Project description:To construct a hybrid model classification for cesarean section (CS) deliveries based on the woman-characteristics (Robson's classification with additional layers of indications for CS, keeping in view low-resource settings available in India).This is a cross-sectional study conducted at Nalanda Medical College, Patna. All the women delivered from January 2016 to May 2016 in the labor ward were included. Results obtained were compared with the values obtained for India, from secondary analysis of WHO multi-country survey (2010-2011) by Joshua Vogel and colleagues' study published in "The Lancet Global Health." The three classifications (indication-based, Robson's and hybrid model) applied for categorization of the cesarean deliveries from the same sample of data and a semiqualitative evaluations done, considering the main characteristics, strengths and weaknesses of each classification system.The total number of women delivered during study period was 1462, out of which CS deliveries were 471. Overall, CS rate calculated for NMCH, hospital in this specified period, was 32.21% (p = 0.001).

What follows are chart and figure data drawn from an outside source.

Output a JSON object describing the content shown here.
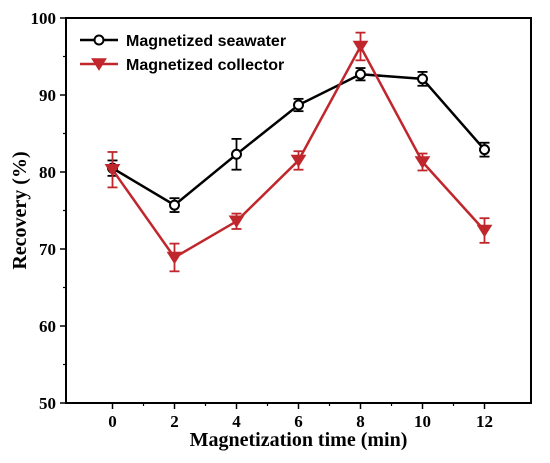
{
  "chart_data": {
    "type": "line",
    "title": "",
    "xlabel": "Magnetization time (min)",
    "ylabel": "Recovery (%)",
    "x": [
      0,
      2,
      4,
      6,
      8,
      10,
      12
    ],
    "xlim": [
      -1.5,
      13.5
    ],
    "ylim": [
      50,
      100
    ],
    "xticks": [
      0,
      2,
      4,
      6,
      8,
      10,
      12
    ],
    "yticks": [
      50,
      60,
      70,
      80,
      90,
      100
    ],
    "xtick_labels": [
      "0",
      "2",
      "4",
      "6",
      "8",
      "10",
      "12"
    ],
    "ytick_labels": [
      "50",
      "60",
      "70",
      "80",
      "90",
      "100"
    ],
    "grid": false,
    "legend_position": "top-left",
    "series": [
      {
        "name": "Magnetized seawater",
        "color": "#000000",
        "marker": "circle",
        "values": [
          80.5,
          75.7,
          82.3,
          88.7,
          92.7,
          92.1,
          82.9
        ],
        "errors": [
          1.0,
          0.9,
          2.0,
          0.8,
          0.8,
          0.9,
          0.9
        ]
      },
      {
        "name": "Magnetized collector",
        "color": "#c0272d",
        "marker": "triangle-down",
        "values": [
          80.3,
          68.9,
          73.6,
          81.5,
          96.3,
          81.3,
          72.4
        ],
        "errors": [
          2.3,
          1.8,
          1.0,
          1.2,
          1.8,
          1.1,
          1.6
        ]
      }
    ]
  }
}
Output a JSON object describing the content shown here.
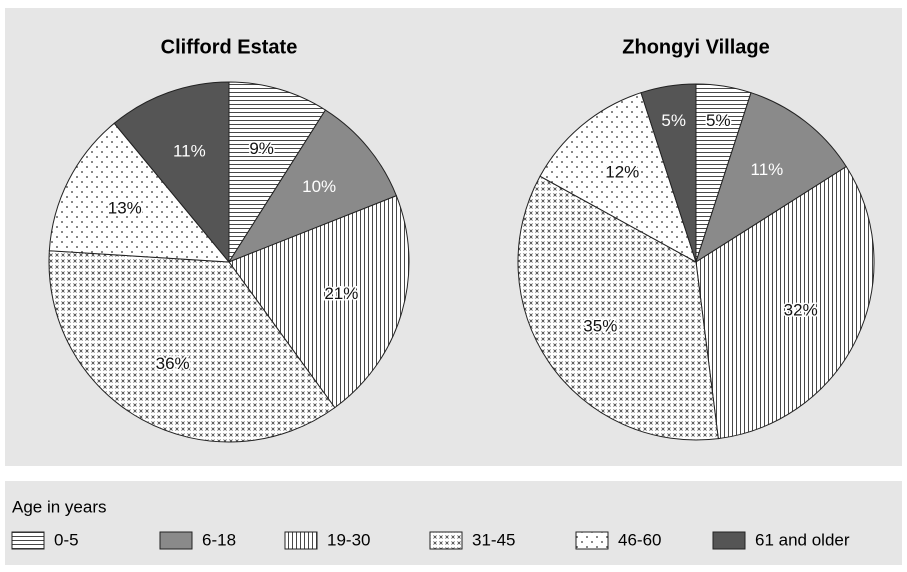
{
  "chart_data": [
    {
      "type": "pie",
      "title": "Clifford Estate",
      "categories": [
        "0-5",
        "6-18",
        "19-30",
        "31-45",
        "46-60",
        "61 and older"
      ],
      "values": [
        9,
        10,
        21,
        36,
        13,
        11
      ],
      "value_labels": [
        "9%",
        "10%",
        "21%",
        "36%",
        "13%",
        "11%"
      ],
      "fills": [
        "hlines",
        "#8a8a8a",
        "vlines",
        "cross",
        "dots",
        "#555555"
      ],
      "legend_title": "Age in years"
    },
    {
      "type": "pie",
      "title": "Zhongyi Village",
      "categories": [
        "0-5",
        "6-18",
        "19-30",
        "31-45",
        "46-60",
        "61 and older"
      ],
      "values": [
        5,
        11,
        32,
        35,
        12,
        5
      ],
      "value_labels": [
        "5%",
        "11%",
        "32%",
        "35%",
        "12%",
        "5%"
      ],
      "fills": [
        "hlines",
        "#8a8a8a",
        "vlines",
        "cross",
        "dots",
        "#555555"
      ]
    }
  ]
}
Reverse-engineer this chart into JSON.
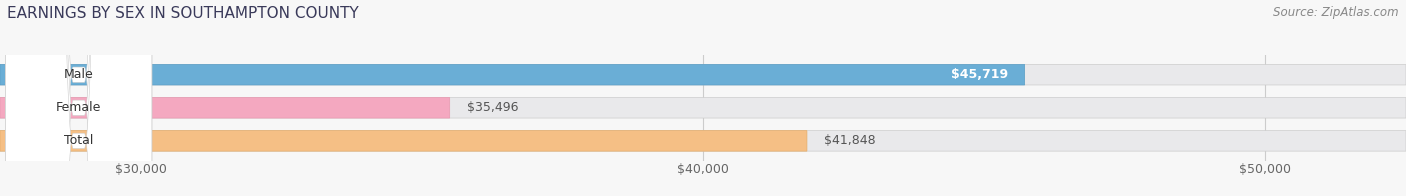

Hybrid model scored 23/23, and scores of Robson classification and indication-based classification were 21/23 and 10/23, respectively.Single-study centre and referral bias are the limitations of the study.Given the flexibility of the classifications, we constructed a hybrid model based on the woman-characteristics system with additional layers of other classification. Indication-based classification answers why, Robson classification answers on whom, while through our hybrid model we get to know why and on whom cesarean deliveries are being performed.